31 August 2015

Let’s get serious about the death penalty

Galle Face Green:  An ideal place for the first execution, don't you think?
One of these days, the State of Sri Lanka will execute a person currently on death row, as per the current thinking regarding capital punishment in powerful circles. It will be the first legal execution in over 30 years.  I am not sure if the instrument of death will be an electric chair, a rope or a lethal injection. I am not sure if it will happen in Bogambara or Welikada.  But if the state decides to go ahead and execute, then I have my preferences.  

This is how I want it to happen. Location: Galle Face Green.  Reason:  This place would accommodate the most number of spectators.  The Parliament grounds would be an alternative venue since it can hold a lot of people and also because it makes more political and ethical sense given its proximity to the building that houses the most number of people’s representatives.  I prefer old style executions, i.e. with the victim tied and his/her head on the chopping block and an executioner bringing down a heavy axe with a well-sharpened blade onto his/her neck.  I also want the entire spectacle telecast live in all channels with the radio networks chipping in with moment-to-moment commentaries. I want the pictures of the moment before, the moment and the moment-after splashed across the Sunday papers (Sinhala, Tamil and English).  I want lengthy feature articles describing the crime that warranted execution, the victims of the crime and also the murderer’s story, his/her last words, whether or not he/she regretted the crime, why he/she committed it in the first place, with comments of the prosecuting and defending attorneys, the judge, the jurors (if this is legal).  

Do I have a fascination for the gruesome? Not at all.  I want it this way because people are justifying the death penalty as an effective deterrent.  The deterrent argument assumes that every person is a potential murderer and therefore executions should be of the in-your-face kind.  We can’t be squeamish about it.  I am willing to predict that if this is done there will be such a public outcry against the horrendous act of legal murder that the death penalty would be abolished forthwith.  

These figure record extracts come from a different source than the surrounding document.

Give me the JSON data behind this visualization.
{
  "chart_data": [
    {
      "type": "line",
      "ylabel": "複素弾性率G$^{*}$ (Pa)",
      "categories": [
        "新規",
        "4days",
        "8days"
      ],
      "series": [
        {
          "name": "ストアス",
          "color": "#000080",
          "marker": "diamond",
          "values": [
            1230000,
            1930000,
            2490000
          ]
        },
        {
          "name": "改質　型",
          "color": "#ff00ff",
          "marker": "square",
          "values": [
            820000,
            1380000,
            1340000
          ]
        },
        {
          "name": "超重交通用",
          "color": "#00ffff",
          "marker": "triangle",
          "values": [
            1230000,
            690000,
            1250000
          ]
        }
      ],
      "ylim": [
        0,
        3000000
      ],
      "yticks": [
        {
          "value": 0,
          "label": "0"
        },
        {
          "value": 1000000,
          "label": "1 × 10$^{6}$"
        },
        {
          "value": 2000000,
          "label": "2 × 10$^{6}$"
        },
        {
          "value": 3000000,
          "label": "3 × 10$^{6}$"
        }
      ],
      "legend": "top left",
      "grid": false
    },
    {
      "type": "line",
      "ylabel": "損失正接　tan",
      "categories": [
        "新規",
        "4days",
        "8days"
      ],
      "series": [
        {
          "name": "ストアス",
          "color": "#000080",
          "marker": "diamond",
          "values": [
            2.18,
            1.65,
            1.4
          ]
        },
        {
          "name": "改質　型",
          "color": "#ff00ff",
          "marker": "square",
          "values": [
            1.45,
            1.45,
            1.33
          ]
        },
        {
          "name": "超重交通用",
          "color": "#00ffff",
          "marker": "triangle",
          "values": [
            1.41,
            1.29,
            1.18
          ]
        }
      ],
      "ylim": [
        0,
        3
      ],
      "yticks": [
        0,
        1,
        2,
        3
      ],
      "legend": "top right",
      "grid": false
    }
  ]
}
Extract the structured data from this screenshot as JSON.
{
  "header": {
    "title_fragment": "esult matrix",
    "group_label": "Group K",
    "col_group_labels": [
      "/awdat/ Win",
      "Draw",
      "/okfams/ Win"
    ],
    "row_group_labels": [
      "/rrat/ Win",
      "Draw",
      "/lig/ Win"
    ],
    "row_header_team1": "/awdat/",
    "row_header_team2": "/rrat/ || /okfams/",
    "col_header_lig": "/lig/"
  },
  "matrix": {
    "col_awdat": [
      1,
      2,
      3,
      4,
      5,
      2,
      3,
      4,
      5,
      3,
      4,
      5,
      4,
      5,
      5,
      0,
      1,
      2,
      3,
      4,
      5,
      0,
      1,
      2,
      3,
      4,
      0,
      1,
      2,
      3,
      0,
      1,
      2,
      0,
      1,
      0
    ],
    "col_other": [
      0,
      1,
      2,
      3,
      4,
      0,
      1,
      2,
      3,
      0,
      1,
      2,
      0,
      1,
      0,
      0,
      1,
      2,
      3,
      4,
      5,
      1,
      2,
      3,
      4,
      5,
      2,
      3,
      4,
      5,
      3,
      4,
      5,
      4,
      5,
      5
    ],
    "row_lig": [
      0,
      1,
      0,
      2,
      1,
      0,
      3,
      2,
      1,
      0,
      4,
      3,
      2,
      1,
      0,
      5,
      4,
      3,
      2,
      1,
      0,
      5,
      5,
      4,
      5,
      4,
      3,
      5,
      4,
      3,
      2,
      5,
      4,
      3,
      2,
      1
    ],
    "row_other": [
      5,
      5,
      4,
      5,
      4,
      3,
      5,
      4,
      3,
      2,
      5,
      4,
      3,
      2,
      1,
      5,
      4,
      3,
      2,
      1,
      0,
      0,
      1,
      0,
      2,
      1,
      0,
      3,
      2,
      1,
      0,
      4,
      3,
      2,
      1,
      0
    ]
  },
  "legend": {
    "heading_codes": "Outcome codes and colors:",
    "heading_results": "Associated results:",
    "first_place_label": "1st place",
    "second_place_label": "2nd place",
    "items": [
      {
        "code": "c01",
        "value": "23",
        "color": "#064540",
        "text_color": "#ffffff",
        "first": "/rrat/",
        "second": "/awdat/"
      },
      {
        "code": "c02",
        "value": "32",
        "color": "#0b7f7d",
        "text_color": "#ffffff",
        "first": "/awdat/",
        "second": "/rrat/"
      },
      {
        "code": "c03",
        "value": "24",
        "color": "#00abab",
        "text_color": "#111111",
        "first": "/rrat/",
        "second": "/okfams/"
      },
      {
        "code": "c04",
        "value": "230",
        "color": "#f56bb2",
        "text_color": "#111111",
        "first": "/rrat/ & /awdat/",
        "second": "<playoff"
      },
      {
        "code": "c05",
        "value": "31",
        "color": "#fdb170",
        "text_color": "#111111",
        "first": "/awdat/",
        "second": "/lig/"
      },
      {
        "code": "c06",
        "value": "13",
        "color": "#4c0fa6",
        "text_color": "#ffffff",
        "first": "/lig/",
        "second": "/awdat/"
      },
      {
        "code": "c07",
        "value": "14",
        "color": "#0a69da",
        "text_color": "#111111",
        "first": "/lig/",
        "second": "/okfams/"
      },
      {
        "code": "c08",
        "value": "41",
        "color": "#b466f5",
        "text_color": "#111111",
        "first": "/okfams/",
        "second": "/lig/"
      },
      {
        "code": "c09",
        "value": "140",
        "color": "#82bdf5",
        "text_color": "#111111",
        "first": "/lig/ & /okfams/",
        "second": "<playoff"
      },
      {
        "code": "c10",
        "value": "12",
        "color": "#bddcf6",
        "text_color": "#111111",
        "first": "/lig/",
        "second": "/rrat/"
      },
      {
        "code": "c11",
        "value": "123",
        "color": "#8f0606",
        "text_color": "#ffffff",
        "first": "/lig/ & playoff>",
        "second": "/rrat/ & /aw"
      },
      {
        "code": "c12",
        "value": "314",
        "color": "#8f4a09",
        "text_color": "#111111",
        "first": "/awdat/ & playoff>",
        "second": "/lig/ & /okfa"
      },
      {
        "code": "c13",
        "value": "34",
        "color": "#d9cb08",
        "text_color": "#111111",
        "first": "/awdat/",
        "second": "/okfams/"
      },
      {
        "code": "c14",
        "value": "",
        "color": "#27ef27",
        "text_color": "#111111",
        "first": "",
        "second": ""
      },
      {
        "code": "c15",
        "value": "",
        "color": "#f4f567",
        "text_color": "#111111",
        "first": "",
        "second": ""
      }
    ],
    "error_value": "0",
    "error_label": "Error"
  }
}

Deterrence is not the only argument for instituting the death penalty. Some use the eye-for-an-eye argument.  As Albert Camus argues eloquently in his influential essay on the subject, ‘Reflections on the Guillotine’, an execution never corresponds to the murder to which it is purported to be punishment.  Camus argues that there is no crime, however gruesome, that matches legal execution for the horrors of premeditation.  No victim suffers what the murderer is made to suffer consequent to the sentence being issued.  No murderer informs his/her victim of the date and time of death, the instrument of death and holds the victim in confinement with the proverbial sword of death hanging over his/her head as does a legal system that sanctions the death penalty.   

Does this mean that murderers should be allowed to go scot-free? No, this is why there are prisons, there are life-sentences.  Those who have been determined to be threats to society much be held in facilities which serve to insulate society from them.  Neither the death penalty nor life imprisonment are guarantees a lowering of the crime rate.  That would mean that all other social, economical and other factors have been immobile and that instituting the death penalty would supersede all these in determining the behaviour of human beings.  Utter nonsense, I believe. Lowering the crime rate requires greater vigilance on the part of the citizenry, a stronger sense of civic duty, better and more effective policing and a more efficient legal system.  
While there is premeditation in many murders, an equal number fall under the category, ‘Crimes of passion’.  These are perpetrated with hardly any reflection on the possible consequences. Someone who kills a person in a fit of jealousy would hardly be expected to worry about being executed at a later date. In most instances the murderer has absolved him/herself of guilt already.  The death penalty will not deter such a person.  

The most compelling argument against the death penalty, in my book, is its irreversibility.  You cannot compensate an executed man if it is later found that he was not guilty.  Let me recall the case of P.D. Jamis. He was released from the Welikada Prison after spending 50 years in remand without conviction.  Justice took a while, but it did arrive.  Had he been condemned to die, however, and if the injustice of the determination was proved 50 seconds after the fact, no power on earth could have righted the wrong.  It has been pointed out by many legal luminaries that it is impossible to eliminate the chance of judicial error.  The possibility that one innocent man or woman may be legally executed ought to be enough reason to abolish the barbaric practice.  But perhaps, barbarians are who we are, as a society, if we do not raise our voices against the death penalty and if this is the case, then Galle Face is where the action ought to be come that terrible day (if and) when the state decides to execute someone on death row.

Murder cannot be sanctioned.  We must empathize with the loved ones of the victim, understand their horror, anger and despair.  We must not let emotion rule reason, however, in our response to murder.  If that were the case, then again, I only have Galle Face, a dangediya (chopping block) and a gahalaya (executioner) to offer a society intent on elevating revenge to these dizzying heights of justice.